El largo y coherente prólogo que el Ayuntamiento de Ávila ha puesto este año a las Jornadas Medievales, inauguradas el lunes con una exposición sobre música e historia serfadí, vivió ayer la celebración de una conferencia a tres voces que, centrada en dar a conocer algunos aspectos fundamentales de la sociedad de la Edad Media, fue ofrecida por tres guías turísticos que ejercen su labor en nuestra capital: José Manuel Velayos, Santiago Herrero y Juan Carlos García.
Estos tres ponentes ofrecieron al público, en el escenario del Episcopio y con la amenidad que tan bien dominan fruto de su experiencia como guías, una visión de la Edad Media más apegada a la fidelidad histórica que a la desenfadada fiesta que se recrea en las jornadas medievales abulenses, no buscando en ningún momento, porque no era ese su afán, la erudición que pudiera haber ofrecido un investigador.
El título de la conferencia, "Oratores, bellatores, laboratores", anticipaba la línea argumental de la charla, en la que los tres ponentes fueron cediéndose la palabra, ya que en su discurso tuvo una especial presencia la explicación de la fuerte jerarquización de una sociedad feudal que dividía a sus miembros, fundamentalmente, entre los religiosos (oratores), los señores dedicados a guerrear (bellatores) y la gran masa de trabajadores desprovista de la mayor parte de los derechos sociales y personales que ahora conocemos (laboratores).

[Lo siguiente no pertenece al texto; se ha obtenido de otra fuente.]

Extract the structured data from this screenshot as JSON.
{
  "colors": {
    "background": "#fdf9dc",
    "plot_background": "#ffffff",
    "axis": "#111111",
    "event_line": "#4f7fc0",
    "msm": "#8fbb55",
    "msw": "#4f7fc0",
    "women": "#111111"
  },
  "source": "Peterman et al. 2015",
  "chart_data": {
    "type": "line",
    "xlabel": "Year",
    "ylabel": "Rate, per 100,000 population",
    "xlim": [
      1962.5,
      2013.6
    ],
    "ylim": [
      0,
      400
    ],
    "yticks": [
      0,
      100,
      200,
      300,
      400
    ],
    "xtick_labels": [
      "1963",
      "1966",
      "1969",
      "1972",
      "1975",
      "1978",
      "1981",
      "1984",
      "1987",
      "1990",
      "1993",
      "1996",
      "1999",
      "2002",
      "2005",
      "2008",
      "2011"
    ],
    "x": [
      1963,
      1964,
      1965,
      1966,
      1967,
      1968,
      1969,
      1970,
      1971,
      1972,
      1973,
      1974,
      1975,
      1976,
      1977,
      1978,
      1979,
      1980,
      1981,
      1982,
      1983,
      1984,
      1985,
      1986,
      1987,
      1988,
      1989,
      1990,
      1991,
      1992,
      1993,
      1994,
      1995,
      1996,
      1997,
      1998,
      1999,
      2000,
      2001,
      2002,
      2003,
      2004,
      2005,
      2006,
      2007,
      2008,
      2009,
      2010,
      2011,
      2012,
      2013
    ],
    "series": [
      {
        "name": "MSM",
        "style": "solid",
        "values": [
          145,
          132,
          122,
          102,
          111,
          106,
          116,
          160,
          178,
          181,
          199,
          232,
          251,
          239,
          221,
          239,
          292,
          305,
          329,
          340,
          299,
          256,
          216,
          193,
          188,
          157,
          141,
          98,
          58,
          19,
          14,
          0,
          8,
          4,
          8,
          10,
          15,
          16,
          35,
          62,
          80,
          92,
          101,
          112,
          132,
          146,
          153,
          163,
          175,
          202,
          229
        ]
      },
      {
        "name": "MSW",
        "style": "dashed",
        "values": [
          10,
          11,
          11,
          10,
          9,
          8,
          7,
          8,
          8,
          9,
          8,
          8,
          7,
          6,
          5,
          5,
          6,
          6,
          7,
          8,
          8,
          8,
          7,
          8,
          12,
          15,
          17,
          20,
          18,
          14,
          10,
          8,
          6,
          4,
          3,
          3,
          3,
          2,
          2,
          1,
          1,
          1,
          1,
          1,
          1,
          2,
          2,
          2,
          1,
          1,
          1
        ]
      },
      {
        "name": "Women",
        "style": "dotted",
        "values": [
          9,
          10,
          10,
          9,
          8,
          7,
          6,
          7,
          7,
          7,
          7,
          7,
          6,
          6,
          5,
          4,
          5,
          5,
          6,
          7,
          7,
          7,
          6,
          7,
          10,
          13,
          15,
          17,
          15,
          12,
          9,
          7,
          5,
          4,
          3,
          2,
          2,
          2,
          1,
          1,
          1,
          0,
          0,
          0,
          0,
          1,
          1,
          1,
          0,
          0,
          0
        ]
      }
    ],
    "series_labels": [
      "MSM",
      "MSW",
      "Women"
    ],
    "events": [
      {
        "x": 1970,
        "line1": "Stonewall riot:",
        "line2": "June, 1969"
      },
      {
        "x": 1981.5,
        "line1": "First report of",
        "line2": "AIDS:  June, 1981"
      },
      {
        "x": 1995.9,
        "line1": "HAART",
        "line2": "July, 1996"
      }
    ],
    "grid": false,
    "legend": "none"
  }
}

Aunque la visión que se ofreció de la Edad Media fue bastante general, fue inevitable focalizar algunos puntos de atención en la historia de Ávila, una ciudad de fuertes raíces medievales (como lo demuestran los muchos vestigios que de aquella época aún quedan) en la que aún perviven algunas realidades de entonces, por muy cambiadas que las hayamos conocido, como son el mercadillo de los viernes en el Mercado Chico y el no hace muchos años desaparecido mercado de ganado, que ocupaba el Centro de Congresos Lienzo Norte.